The things which chiefly occupy his thoughts, however, are rations and going ashore. As to the former, they are considerably better than he gets at the barracks and may be augmented from the bumboats—a genuine boon to the luxury-loving marines. These bumboats approach the men-of-war at every port with articles of utility and food in great profusion, and the American marine has a worldwide reputation among their proprietors for his generosity. Ah Sam, of the port of Hong Kong, the greatest man in the world in his line, whose boats are fifty and sixty ton junks, is said to have made his fortune from sales to American men-of-war. At any rate, when one enters or leaves the harbor he fires a salute of twenty-one guns.

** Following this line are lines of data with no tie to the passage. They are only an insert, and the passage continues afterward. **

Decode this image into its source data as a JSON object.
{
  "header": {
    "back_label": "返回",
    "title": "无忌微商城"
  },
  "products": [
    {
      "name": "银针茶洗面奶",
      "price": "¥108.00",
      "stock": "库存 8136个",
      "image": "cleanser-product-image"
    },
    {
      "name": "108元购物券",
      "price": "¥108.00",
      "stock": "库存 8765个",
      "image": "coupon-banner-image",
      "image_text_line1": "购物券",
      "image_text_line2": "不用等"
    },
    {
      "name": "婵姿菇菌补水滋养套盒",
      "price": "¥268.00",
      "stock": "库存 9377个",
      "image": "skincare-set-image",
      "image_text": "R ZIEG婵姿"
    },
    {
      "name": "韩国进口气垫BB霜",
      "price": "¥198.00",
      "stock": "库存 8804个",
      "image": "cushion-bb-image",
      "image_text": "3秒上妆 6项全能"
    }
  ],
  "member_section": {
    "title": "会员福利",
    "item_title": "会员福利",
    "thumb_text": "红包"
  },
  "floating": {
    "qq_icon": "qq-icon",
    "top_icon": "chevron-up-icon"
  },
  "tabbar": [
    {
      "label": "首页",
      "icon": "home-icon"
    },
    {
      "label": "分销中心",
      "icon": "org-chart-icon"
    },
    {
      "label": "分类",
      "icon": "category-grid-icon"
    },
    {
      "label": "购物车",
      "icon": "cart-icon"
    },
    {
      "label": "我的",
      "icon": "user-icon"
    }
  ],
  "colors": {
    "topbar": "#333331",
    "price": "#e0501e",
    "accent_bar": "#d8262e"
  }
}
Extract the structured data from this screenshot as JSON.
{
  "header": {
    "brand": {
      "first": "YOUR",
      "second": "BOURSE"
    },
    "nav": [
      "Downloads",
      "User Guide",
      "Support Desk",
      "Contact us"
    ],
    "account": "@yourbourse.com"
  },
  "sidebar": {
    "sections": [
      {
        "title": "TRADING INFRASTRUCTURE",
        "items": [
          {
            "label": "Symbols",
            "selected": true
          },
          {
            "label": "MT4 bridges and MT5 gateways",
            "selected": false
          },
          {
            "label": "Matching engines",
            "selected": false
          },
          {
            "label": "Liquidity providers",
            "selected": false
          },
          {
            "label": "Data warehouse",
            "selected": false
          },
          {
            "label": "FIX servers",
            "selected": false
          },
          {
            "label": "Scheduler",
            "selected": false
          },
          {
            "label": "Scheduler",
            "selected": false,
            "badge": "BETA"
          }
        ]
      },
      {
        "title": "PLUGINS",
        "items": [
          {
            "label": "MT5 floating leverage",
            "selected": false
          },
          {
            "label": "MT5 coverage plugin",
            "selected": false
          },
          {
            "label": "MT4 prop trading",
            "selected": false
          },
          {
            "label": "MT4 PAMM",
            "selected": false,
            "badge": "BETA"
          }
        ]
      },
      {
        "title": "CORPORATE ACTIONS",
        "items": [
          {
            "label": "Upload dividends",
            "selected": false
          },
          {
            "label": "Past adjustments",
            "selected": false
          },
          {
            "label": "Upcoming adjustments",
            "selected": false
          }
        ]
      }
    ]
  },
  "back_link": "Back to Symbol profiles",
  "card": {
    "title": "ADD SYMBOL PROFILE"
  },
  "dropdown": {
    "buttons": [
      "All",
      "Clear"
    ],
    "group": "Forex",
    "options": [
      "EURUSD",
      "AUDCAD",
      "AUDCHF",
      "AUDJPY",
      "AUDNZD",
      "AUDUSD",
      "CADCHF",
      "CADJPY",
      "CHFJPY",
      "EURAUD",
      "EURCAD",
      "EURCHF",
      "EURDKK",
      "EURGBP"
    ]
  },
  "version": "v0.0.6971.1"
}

And it is only fair that the marine should have a salute fired on his own account now and then, for he is a leading and important figure in all the pomp and ceremony of man-of-war life. Indeed, it is an interesting and pretty sight to watch the ceremonies which take place on board ship on the arrival of a high official, such as an ambassador, an admiral, a general or a consul. As the cutter dashes up to the side with spray flying from the oars the ship's bugle sounds "Attention." The side boys offer the man ropes as the official steps on the gangway and the captain receives him as he steps on the quarterdeck. As the two walk aft the marine officer, in quick, sharp tones, commands, "Present arms," and the whole marine guard, drawn up in line on the port side of the quarterdeck, bring their rifles up in salute, while the bugle sounds a flourish and the drum a roll, two for an admiral, three for an ambassador and four for the President. The marines on a ship are collectively called the guard; the ceremony is called parading the guard. It takes place on the arrival or departure of any official of rank. If the official does not visit the ship it takes place when his flag passes by, and it also takes place when two ships of war pass each other.